Differentially private massively distributed learning poses one key challenge when compared to differentially private centralized learning, where all data are aggregated at one party: minimizing communication overhead while achieving strong utility-privacy tradeoffs. The minimal amount of communication for distributed learning is non-interactive communication, i.e., each party only sends one message.
In this work, we propose two differentially private, non-interactive, distributed learning algorithms in a framework called Secure Distributed \helmet. This framework is based on what we coin blind averaging: each party locally learns and noises a model and all parties then jointly compute the mean of their models via a secure summation protocol (e.g., secure multiparty computation). The learning algorithms we consider for blind averaging are empirical risk minimizers (ERM) like SVMs and Softmax-activated single-layer perception (Softmax-SLP). We show that blind averaging preserves privacy if the models are averaged via secure summation and the objective function is smooth, Lipschitz, and strongly convex. We show that the objective function of Softmax-SLP fulfills these criteria, which implies leave-one-out robustness and might be of independent interest.

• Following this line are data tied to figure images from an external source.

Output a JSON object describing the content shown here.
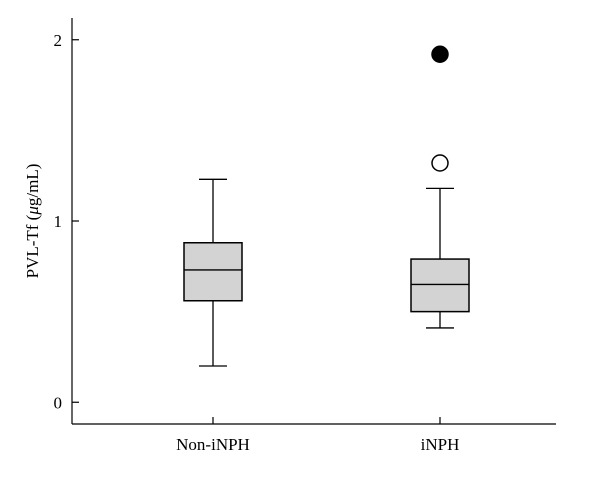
{
  "chart_data": {
    "type": "box",
    "ylabel": "PVL-Tf (μg/mL)",
    "ylabel_parts": [
      "PVL-Tf (",
      "μ",
      "g/mL)"
    ],
    "ylim": [
      -0.12,
      2.12
    ],
    "yticks": [
      0,
      1,
      2
    ],
    "categories": [
      "Non-iNPH",
      "iNPH"
    ],
    "box_fill": "#d3d3d3",
    "boxes": [
      {
        "category": "Non-iNPH",
        "whisker_low": 0.2,
        "q1": 0.56,
        "median": 0.73,
        "q3": 0.88,
        "whisker_high": 1.23,
        "outliers": []
      },
      {
        "category": "iNPH",
        "whisker_low": 0.41,
        "q1": 0.5,
        "median": 0.65,
        "q3": 0.79,
        "whisker_high": 1.18,
        "outliers": [
          {
            "value": 1.32,
            "style": "open"
          },
          {
            "value": 1.92,
            "style": "filled"
          }
        ]
      }
    ]
  }
}
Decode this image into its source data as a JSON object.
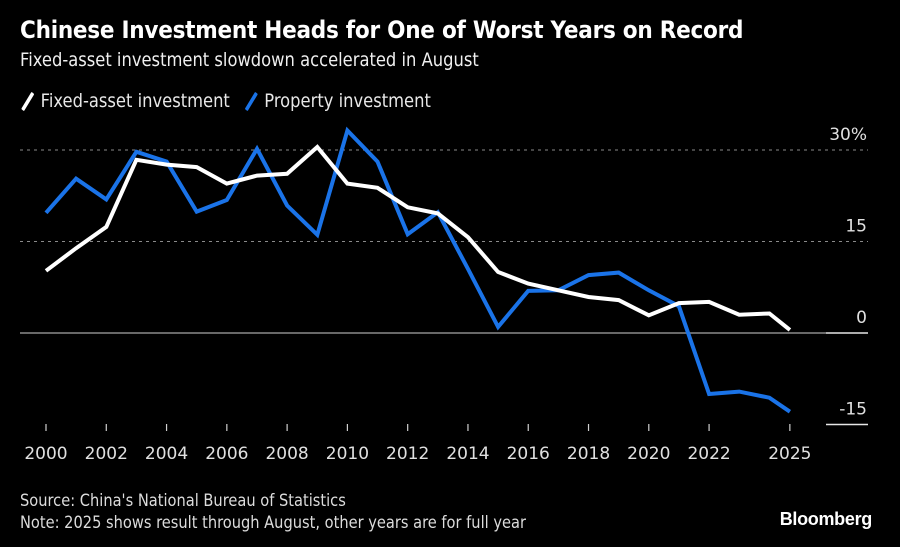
{
  "header": {
    "title": "Chinese Investment Heads for One of Worst Years on Record",
    "subtitle": "Fixed-asset investment slowdown accelerated in August"
  },
  "legend": [
    {
      "label": "Fixed-asset investment",
      "color": "#ffffff"
    },
    {
      "label": "Property investment",
      "color": "#1a73e8"
    }
  ],
  "footer": {
    "source": "Source: China's National Bureau of Statistics",
    "note": "Note: 2025 shows result through August, other years are for full year",
    "brand": "Bloomberg"
  },
  "chart_data": {
    "type": "line",
    "title": "Chinese Investment Heads for One of Worst Years on Record",
    "subtitle": "Fixed-asset investment slowdown accelerated in August",
    "xlabel": "",
    "ylabel": "",
    "x": [
      2000,
      2001,
      2002,
      2003,
      2004,
      2005,
      2006,
      2007,
      2008,
      2009,
      2010,
      2011,
      2012,
      2013,
      2014,
      2015,
      2016,
      2017,
      2018,
      2019,
      2020,
      2021,
      2022,
      2023,
      2024,
      2025
    ],
    "x_tick_labels": [
      "2000",
      "2002",
      "2004",
      "2006",
      "2008",
      "2010",
      "2012",
      "2014",
      "2016",
      "2018",
      "2020",
      "2022",
      "2025"
    ],
    "x_ticks": [
      2000,
      2002,
      2004,
      2006,
      2008,
      2010,
      2012,
      2014,
      2016,
      2018,
      2020,
      2022,
      2025
    ],
    "y_ticks": [
      30,
      15,
      0,
      -15
    ],
    "y_tick_labels": [
      "30%",
      "15",
      "0",
      "-15"
    ],
    "ylim": [
      -16,
      34
    ],
    "grid": true,
    "legend_position": "top-left",
    "y_axis_side": "right",
    "series": [
      {
        "name": "Fixed-asset investment",
        "color": "#ffffff",
        "values": [
          10.2,
          13.9,
          17.4,
          28.4,
          27.6,
          27.2,
          24.5,
          25.8,
          26.1,
          30.5,
          24.5,
          23.8,
          20.6,
          19.6,
          15.7,
          10.0,
          8.1,
          7.0,
          5.9,
          5.4,
          2.9,
          4.9,
          5.1,
          3.0,
          3.2,
          0.5
        ]
      },
      {
        "name": "Property investment",
        "color": "#1a73e8",
        "values": [
          19.7,
          25.3,
          21.9,
          29.7,
          28.1,
          19.9,
          21.8,
          30.2,
          20.9,
          16.1,
          33.2,
          28.1,
          16.2,
          19.8,
          10.5,
          1.0,
          6.9,
          7.0,
          9.5,
          9.9,
          7.0,
          4.4,
          -10.0,
          -9.6,
          -10.6,
          -12.9
        ]
      }
    ]
  }
}
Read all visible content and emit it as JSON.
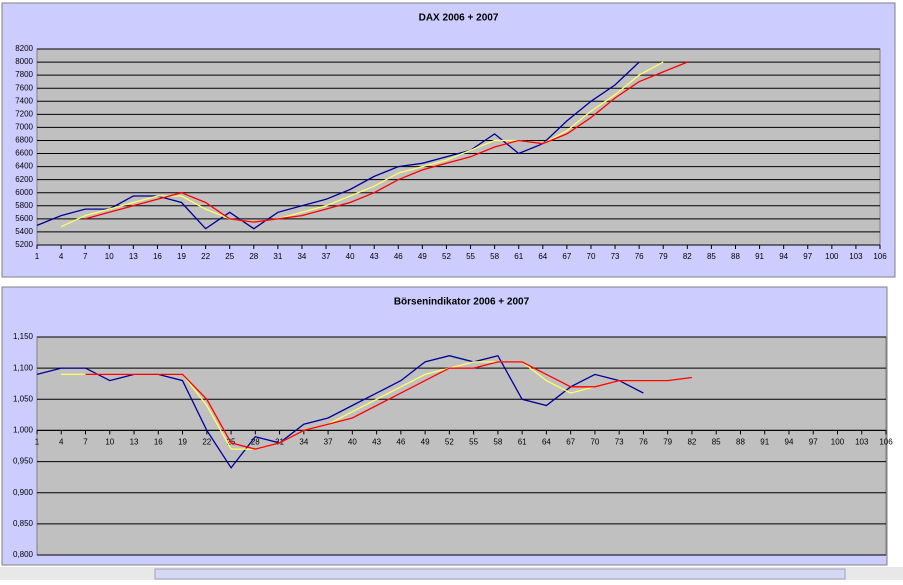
{
  "chart_data": [
    {
      "type": "line",
      "title": "DAX 2006 + 2007",
      "x": [
        1,
        4,
        7,
        10,
        13,
        16,
        19,
        22,
        25,
        28,
        31,
        34,
        37,
        40,
        43,
        46,
        49,
        52,
        55,
        58,
        61,
        64,
        67,
        70,
        73,
        76,
        79,
        82
      ],
      "xlim": [
        1,
        106
      ],
      "xticks": [
        1,
        4,
        7,
        10,
        13,
        16,
        19,
        22,
        25,
        28,
        31,
        34,
        37,
        40,
        43,
        46,
        49,
        52,
        55,
        58,
        61,
        64,
        67,
        70,
        73,
        76,
        79,
        82,
        85,
        88,
        91,
        94,
        97,
        100,
        103,
        106
      ],
      "ylim": [
        5200,
        8200
      ],
      "yticks": [
        5200,
        5400,
        5600,
        5800,
        6000,
        6200,
        6400,
        6600,
        6800,
        7000,
        7200,
        7400,
        7600,
        7800,
        8000,
        8200
      ],
      "grid": true,
      "series": [
        {
          "color": "#000099",
          "values": [
            5500,
            5650,
            5750,
            5750,
            5950,
            5950,
            5850,
            5450,
            5700,
            5450,
            5700,
            5800,
            5900,
            6050,
            6250,
            6400,
            6450,
            6550,
            6650,
            6900,
            6600,
            6750,
            7100,
            7400,
            7650,
            8000,
            null,
            null
          ]
        },
        {
          "color": "#ffff66",
          "values": [
            null,
            5480,
            5650,
            5750,
            5850,
            5950,
            5950,
            5750,
            5600,
            5550,
            5600,
            5700,
            5800,
            5950,
            6100,
            6300,
            6400,
            6500,
            6650,
            6800,
            6800,
            6750,
            6950,
            7250,
            7500,
            7800,
            8000,
            null
          ]
        },
        {
          "color": "#ff0000",
          "values": [
            null,
            null,
            5600,
            5700,
            5800,
            5900,
            6000,
            5850,
            5600,
            5550,
            5600,
            5650,
            5750,
            5850,
            6000,
            6200,
            6350,
            6450,
            6550,
            6700,
            6800,
            6750,
            6900,
            7150,
            7450,
            7700,
            7850,
            8000
          ]
        }
      ]
    },
    {
      "type": "line",
      "title": "Börsenindikator 2006 + 2007",
      "x": [
        1,
        4,
        7,
        10,
        13,
        16,
        19,
        22,
        25,
        28,
        31,
        34,
        37,
        40,
        43,
        46,
        49,
        52,
        55,
        58,
        61,
        64,
        67,
        70,
        73,
        76,
        79,
        82
      ],
      "xlim": [
        1,
        106
      ],
      "xticks": [
        1,
        4,
        7,
        10,
        13,
        16,
        19,
        22,
        25,
        28,
        31,
        34,
        37,
        40,
        43,
        46,
        49,
        52,
        55,
        58,
        61,
        64,
        67,
        70,
        73,
        76,
        79,
        82,
        85,
        88,
        91,
        94,
        97,
        100,
        103,
        106
      ],
      "xaxis_at": 1,
      "ylim": [
        0.8,
        1.15
      ],
      "yticks": [
        {
          "value": 0.8,
          "label": "0,800"
        },
        {
          "value": 0.85,
          "label": "0,850"
        },
        {
          "value": 0.9,
          "label": "0,900"
        },
        {
          "value": 0.95,
          "label": "0,950"
        },
        {
          "value": 1,
          "label": "1,000"
        },
        {
          "value": 1.05,
          "label": "1,050"
        },
        {
          "value": 1.1,
          "label": "1,100"
        },
        {
          "value": 1.15,
          "label": "1,150"
        }
      ],
      "grid": true,
      "series": [
        {
          "color": "#000099",
          "values": [
            1.09,
            1.1,
            1.1,
            1.08,
            1.09,
            1.09,
            1.08,
            1.0,
            0.94,
            0.99,
            0.98,
            1.01,
            1.02,
            1.04,
            1.06,
            1.08,
            1.11,
            1.12,
            1.11,
            1.12,
            1.05,
            1.04,
            1.07,
            1.09,
            1.08,
            1.06,
            null,
            null
          ]
        },
        {
          "color": "#ffff66",
          "values": [
            null,
            1.09,
            1.09,
            1.09,
            1.09,
            1.09,
            1.09,
            1.04,
            0.97,
            0.97,
            0.98,
            1.0,
            1.01,
            1.03,
            1.05,
            1.07,
            1.09,
            1.1,
            1.11,
            1.11,
            1.11,
            1.08,
            1.06,
            1.07,
            1.08,
            1.08,
            1.08,
            null
          ]
        },
        {
          "color": "#ff0000",
          "values": [
            null,
            null,
            1.09,
            1.09,
            1.09,
            1.09,
            1.09,
            1.05,
            0.98,
            0.97,
            0.98,
            1.0,
            1.01,
            1.02,
            1.04,
            1.06,
            1.08,
            1.1,
            1.1,
            1.11,
            1.11,
            1.09,
            1.07,
            1.07,
            1.08,
            1.08,
            1.08,
            1.085
          ]
        }
      ]
    }
  ]
}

On the practical side, we provide experimental evidence that blind averaging for SVMs and Softmax-SLP can have a strong utility-privacy tradeoff: we reach an accuracy of $86$ % on CIFAR-10 for $\varepsilon = 0.36$ and $1{,}000$ users and of $44$ % on CIFAR-100 for $\varepsilon = 1.18$ and $100$ users, both after a SimCLR-based pre-training. As an ablation, we study the resilience of our approach to a strongly non-IID setting. On the theoretical side, we show that in the limit blind averaging hinge-loss based SVMs convergences to the centralized learned SVM. Our approach is based on the representer theorem and can be seen as a blueprint for finding convergence for other ERM problems like Softmax-SLP.